You could always cut it back when it gets too tall. If you do this, it will grow shoots out the side of the trunk just like the so-called lucky bamboo. I would expect that the root system will eventually take over all of the substrate and clog any pump that you might have in the tank.


----------



## Guest (Aug 13, 2005)

my dracaena sp. which is the one with the red edged ribbon like leaves, is starting to root all over the place. I think its starting to come between a siliconed fixed rock, and the side of the aquarium. I hope that when push comes to shove, the rock will give way. :?


----------



## DeeVas (Jul 2, 2005)

hmmmmm doesnt sound like i will be puttin it in there. thanx everyone do u guys know of a site that lists plants that are suitable for a vivarium


----------



## Grassypeak (Jun 14, 2005)

If you don’t have much of a history with plants, I would start at Black Jungle’s site. They list a lot of neat plants for the vivarium. If you tell us a little about your setup maybe we can offer specific plants. The big problems that you will have to overcome are the fact that most vivs don’t have much in the way of light, space, ventilation or adequate drainage. If this is the case with your viv, than you want to find plants that will remain small, that don’t require a lot of light and that can tolerate wet feet. Here are some of my favorites.

Java moss – For really wet, low light areas.

Some Cryptocorine species – For high humidity vivs with areas that have waterlogged substrate. This one does O.K. in low light but more is better.

Anubias species – for high humidity vivs with areas that have waterlogged substrate. 
This one also does O.K. in low light but more is also better. Be sure to research the species as some get over a foot tall. Anubias nana and A. barteri stay fairly small.

The previous three can be found at online pet stores or through aquarium clubs.

Pathos – for all moisture levels with at least moderate light. More is better with this one.

Moisture tolerant Begonias – There are many small ones that can handle moisture. More light is better but some tolerate the shade. Watch the species, as some like rex get pretty large.

Miniature ferns -(True miniatures are hard to come by but there are many.) In a viv most ferns behave like a gas, that is, they expand to fill the container  . Look for miniatures. You should be able to keep the Rabbit’s Foot fern in check (watch for scale insects with this one though).

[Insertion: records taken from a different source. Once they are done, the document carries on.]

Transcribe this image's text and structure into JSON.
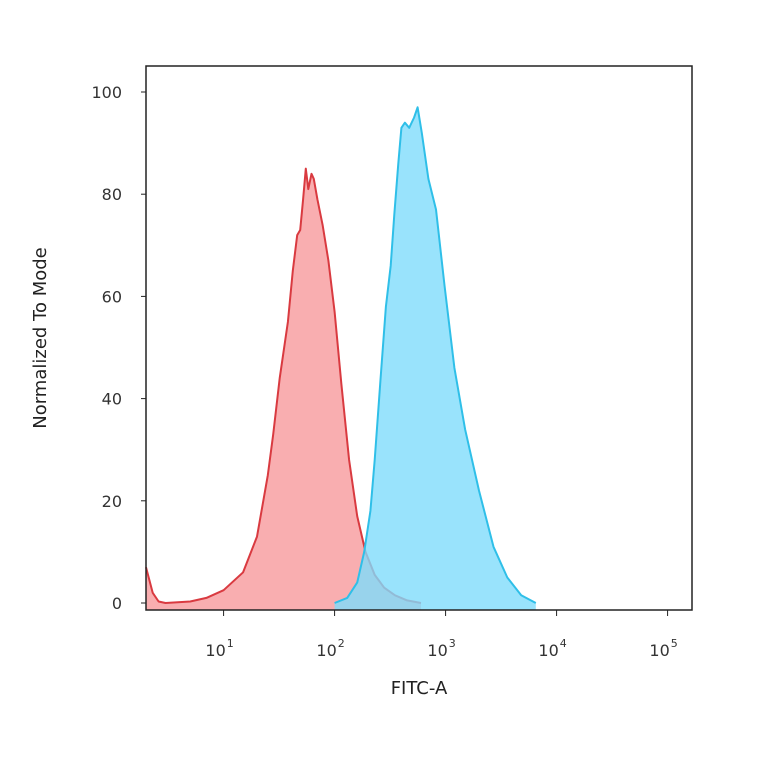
{
  "chart_data": {
    "type": "area",
    "xlabel": "FITC-A",
    "ylabel": "Normalized To Mode",
    "xscale": "log",
    "xlim": [
      2,
      100000
    ],
    "ylim": [
      0,
      100
    ],
    "grid": false,
    "x_ticks": [
      {
        "base": "10",
        "exp": "1",
        "value": 10
      },
      {
        "base": "10",
        "exp": "2",
        "value": 100
      },
      {
        "base": "10",
        "exp": "3",
        "value": 1000
      },
      {
        "base": "10",
        "exp": "4",
        "value": 10000
      },
      {
        "base": "10",
        "exp": "5",
        "value": 100000
      }
    ],
    "y_ticks": [
      {
        "label": "0",
        "value": 0
      },
      {
        "label": "20",
        "value": 20
      },
      {
        "label": "40",
        "value": 40
      },
      {
        "label": "60",
        "value": 60
      },
      {
        "label": "80",
        "value": 80
      },
      {
        "label": "100",
        "value": 100
      }
    ],
    "series": [
      {
        "fill": "#f79a9c",
        "stroke": "#d93a40",
        "points": [
          [
            2,
            7
          ],
          [
            2.3,
            2
          ],
          [
            2.6,
            0.3
          ],
          [
            3,
            0
          ],
          [
            5,
            0.3
          ],
          [
            7,
            1
          ],
          [
            10,
            2.5
          ],
          [
            15,
            6
          ],
          [
            20,
            13
          ],
          [
            25,
            25
          ],
          [
            28,
            33
          ],
          [
            32,
            44
          ],
          [
            38,
            55
          ],
          [
            42,
            65
          ],
          [
            46,
            72
          ],
          [
            49,
            73
          ],
          [
            52,
            79
          ],
          [
            55,
            85
          ],
          [
            58,
            81
          ],
          [
            62,
            84
          ],
          [
            65,
            83
          ],
          [
            70,
            79
          ],
          [
            78,
            74
          ],
          [
            88,
            67
          ],
          [
            100,
            57
          ],
          [
            115,
            43
          ],
          [
            135,
            28
          ],
          [
            160,
            17
          ],
          [
            190,
            10
          ],
          [
            230,
            5.5
          ],
          [
            280,
            3
          ],
          [
            350,
            1.5
          ],
          [
            450,
            0.5
          ],
          [
            600,
            0
          ]
        ]
      },
      {
        "fill": "#7fdcfb",
        "stroke": "#2fbfe8",
        "points": [
          [
            100,
            0
          ],
          [
            130,
            1
          ],
          [
            160,
            4
          ],
          [
            185,
            10
          ],
          [
            210,
            18
          ],
          [
            230,
            28
          ],
          [
            260,
            44
          ],
          [
            290,
            58
          ],
          [
            320,
            66
          ],
          [
            345,
            76
          ],
          [
            375,
            86
          ],
          [
            400,
            93
          ],
          [
            430,
            94
          ],
          [
            470,
            93
          ],
          [
            520,
            95
          ],
          [
            560,
            97
          ],
          [
            610,
            92
          ],
          [
            700,
            83
          ],
          [
            820,
            77
          ],
          [
            980,
            62
          ],
          [
            1200,
            46
          ],
          [
            1500,
            34
          ],
          [
            2000,
            22
          ],
          [
            2700,
            11
          ],
          [
            3600,
            5
          ],
          [
            4800,
            1.5
          ],
          [
            6500,
            0
          ]
        ]
      }
    ]
  }
}
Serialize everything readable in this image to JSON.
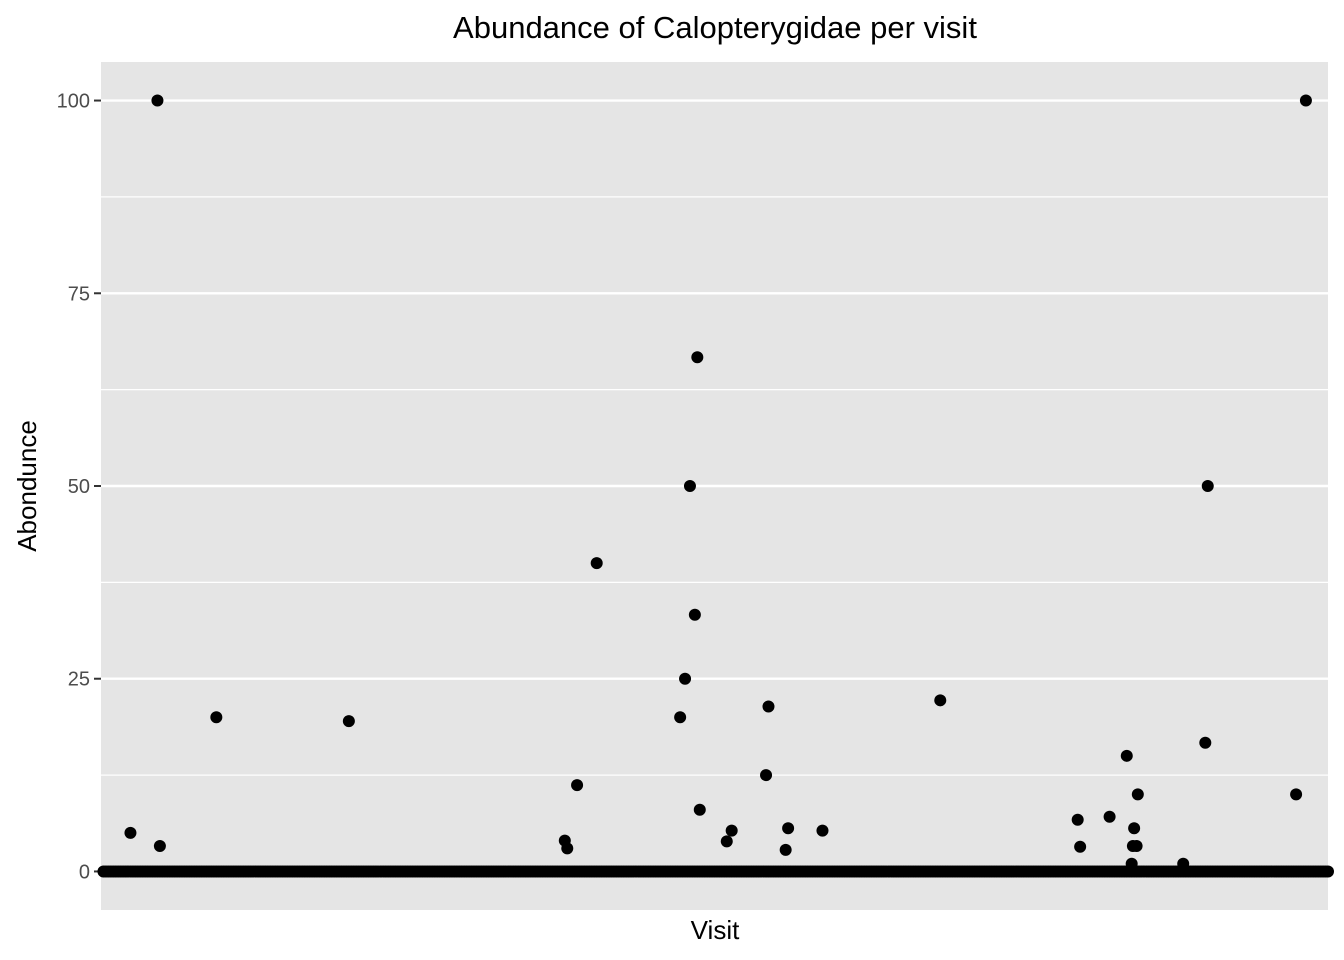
{
  "chart_data": {
    "type": "scatter",
    "title": "Abundance of Calopterygidae per visit",
    "xlabel": "Visit",
    "ylabel": "Abondunce",
    "x_ticks_shown": false,
    "xlim": [
      0,
      500
    ],
    "ylim": [
      -5,
      105
    ],
    "y_ticks": [
      0,
      25,
      50,
      75,
      100
    ],
    "y_tick_labels": [
      "0",
      "25",
      "50",
      "75",
      "100"
    ],
    "grid": true,
    "legend": "none",
    "colors": {
      "panel": "#e5e5e5",
      "grid": "#ffffff",
      "point": "#000000",
      "tick_text": "#4d4d4d"
    },
    "nonzero_points": [
      {
        "x": 12,
        "y": 5
      },
      {
        "x": 23,
        "y": 100
      },
      {
        "x": 24,
        "y": 3.3
      },
      {
        "x": 47,
        "y": 20
      },
      {
        "x": 101,
        "y": 19.5
      },
      {
        "x": 189,
        "y": 4
      },
      {
        "x": 190,
        "y": 3
      },
      {
        "x": 194,
        "y": 11.2
      },
      {
        "x": 202,
        "y": 40
      },
      {
        "x": 236,
        "y": 20
      },
      {
        "x": 238,
        "y": 25
      },
      {
        "x": 240,
        "y": 50
      },
      {
        "x": 242,
        "y": 33.3
      },
      {
        "x": 243,
        "y": 66.7
      },
      {
        "x": 244,
        "y": 8
      },
      {
        "x": 255,
        "y": 3.9
      },
      {
        "x": 257,
        "y": 5.3
      },
      {
        "x": 271,
        "y": 12.5
      },
      {
        "x": 272,
        "y": 21.4
      },
      {
        "x": 279,
        "y": 2.8
      },
      {
        "x": 280,
        "y": 5.6
      },
      {
        "x": 294,
        "y": 5.3
      },
      {
        "x": 342,
        "y": 22.2
      },
      {
        "x": 398,
        "y": 6.7
      },
      {
        "x": 399,
        "y": 3.2
      },
      {
        "x": 411,
        "y": 7.1
      },
      {
        "x": 418,
        "y": 15
      },
      {
        "x": 420,
        "y": 1
      },
      {
        "x": 420.5,
        "y": 3.3
      },
      {
        "x": 421,
        "y": 5.6
      },
      {
        "x": 422,
        "y": 3.3
      },
      {
        "x": 422.5,
        "y": 10
      },
      {
        "x": 441,
        "y": 1
      },
      {
        "x": 450,
        "y": 16.7
      },
      {
        "x": 451,
        "y": 50
      },
      {
        "x": 487,
        "y": 10
      },
      {
        "x": 491,
        "y": 100
      }
    ],
    "zero_points": {
      "x_start": 1,
      "x_end": 500,
      "count": 500,
      "y": 0
    }
  }
}
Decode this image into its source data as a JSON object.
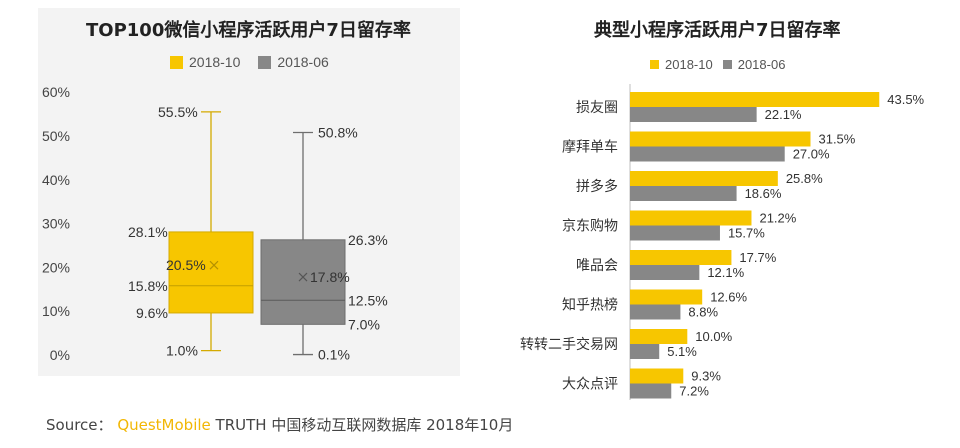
{
  "colors": {
    "y2018_10": "#f7c600",
    "y2018_06": "#878787",
    "whisker_10": "#d4aa00",
    "whisker_06": "#6e6e6e"
  },
  "chart_data": [
    {
      "type": "boxplot",
      "title": "TOP100微信小程序活跃用户7日留存率",
      "legend": [
        "2018-10",
        "2018-06"
      ],
      "y_ticks": [
        "60%",
        "50%",
        "40%",
        "30%",
        "20%",
        "10%",
        "0%"
      ],
      "ylim": [
        0,
        60
      ],
      "series": [
        {
          "name": "2018-10",
          "max": 55.5,
          "q3": 28.1,
          "median": 15.8,
          "mean": 20.5,
          "q1": 9.6,
          "min": 1.0,
          "labels": {
            "max": "55.5%",
            "q3": "28.1%",
            "median": "15.8%",
            "mean": "20.5%",
            "q1": "9.6%",
            "min": "1.0%"
          }
        },
        {
          "name": "2018-06",
          "max": 50.8,
          "q3": 26.3,
          "median": 12.5,
          "mean": 17.8,
          "q1": 7.0,
          "min": 0.1,
          "labels": {
            "max": "50.8%",
            "q3": "26.3%",
            "median": "12.5%",
            "mean": "17.8%",
            "q1": "7.0%",
            "min": "0.1%"
          }
        }
      ]
    },
    {
      "type": "bar",
      "orientation": "horizontal",
      "title": "典型小程序活跃用户7日留存率",
      "legend": [
        "2018-10",
        "2018-06"
      ],
      "categories": [
        "损友圈",
        "摩拜单车",
        "拼多多",
        "京东购物",
        "唯品会",
        "知乎热榜",
        "转转二手交易网",
        "大众点评"
      ],
      "series": [
        {
          "name": "2018-10",
          "values": [
            43.5,
            31.5,
            25.8,
            21.2,
            17.7,
            12.6,
            10.0,
            9.3
          ],
          "labels": [
            "43.5%",
            "31.5%",
            "25.8%",
            "21.2%",
            "17.7%",
            "12.6%",
            "10.0%",
            "9.3%"
          ]
        },
        {
          "name": "2018-06",
          "values": [
            22.1,
            27.0,
            18.6,
            15.7,
            12.1,
            8.8,
            5.1,
            7.2
          ],
          "labels": [
            "22.1%",
            "27.0%",
            "18.6%",
            "15.7%",
            "12.1%",
            "8.8%",
            "5.1%",
            "7.2%"
          ]
        }
      ]
    }
  ],
  "source": {
    "prefix": "Source：",
    "brand": "QuestMobile",
    "suffix": "TRUTH 中国移动互联网数据库 2018年10月"
  }
}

Avoid giant ferns which are commonly sold small, like the Bird’s Nest Fern. These look good, but get truly huge.

African Violet – If you have a bright spot that has good drainage these can do really well in the humidity of a viv. They don’t like their leaves to get water droplets on them and they do not like to stay perpetually moist.

This is a short list, but I have had good experiences with growing each of these under terrarium conditions.


----------



## Guest (Aug 13, 2005)

I can't give you as good a description on the needs of the plants that I use, but here is my list

Fittonia, Juanita sp.
They can take low lights, 

Pilea, moon valley, im having a little trouble with this one, its leaves arent as nicely colored as when I bought it, but its growing like crazy. It seems to not be tolerant of wet soil since I put a cutting into a water logged viv, and it hasnt grown any new leaves. It hasnt died, but its not growing.

Baby tears seems to like the water alot. It grows like moss (by that I mean that it is prostrate, and grows slowly). But I think it really nees alot of light as it does better in places with lots of light in my viv.

Syngoniums love to root in water, and grow leaves above water. Aquarium stores sell it as an underwater plant, same as anubias, but I think both like it better with wet roots, and dry leaves. They are perfect marginal plants, but syngonium has a nasty tendency of out growing any small vivs.

I'll let you know how my Spathyphyllum cutting will do. It has produced two new leaves since I placed it in the viv. Crossing fingers I can keep it under control.

I have an Agloeanema, I know these grow huge, but I couldnt help my self and put it in anyway. I actually grew that one from seed from the moma plant. Its doing great. I have it about an inch from the waters edge, and is growing lots of leaves. It adds great texture to the viv. 

I have a Cryptocoryne wendettii, but its underwater and currently recovering from a snail attack. It seems to do better with lots of light. But then so does algea.

I tend to think that aroids, the Syngoniums, Spaths, Anubias, Cryptocorynes, and Agloeanemas, do well in vivs. I wanted to get an Anthurium that they were selling at a nursery, it was rooted to a porous rock and would go great in the middle of my water feature, if I had room.


----------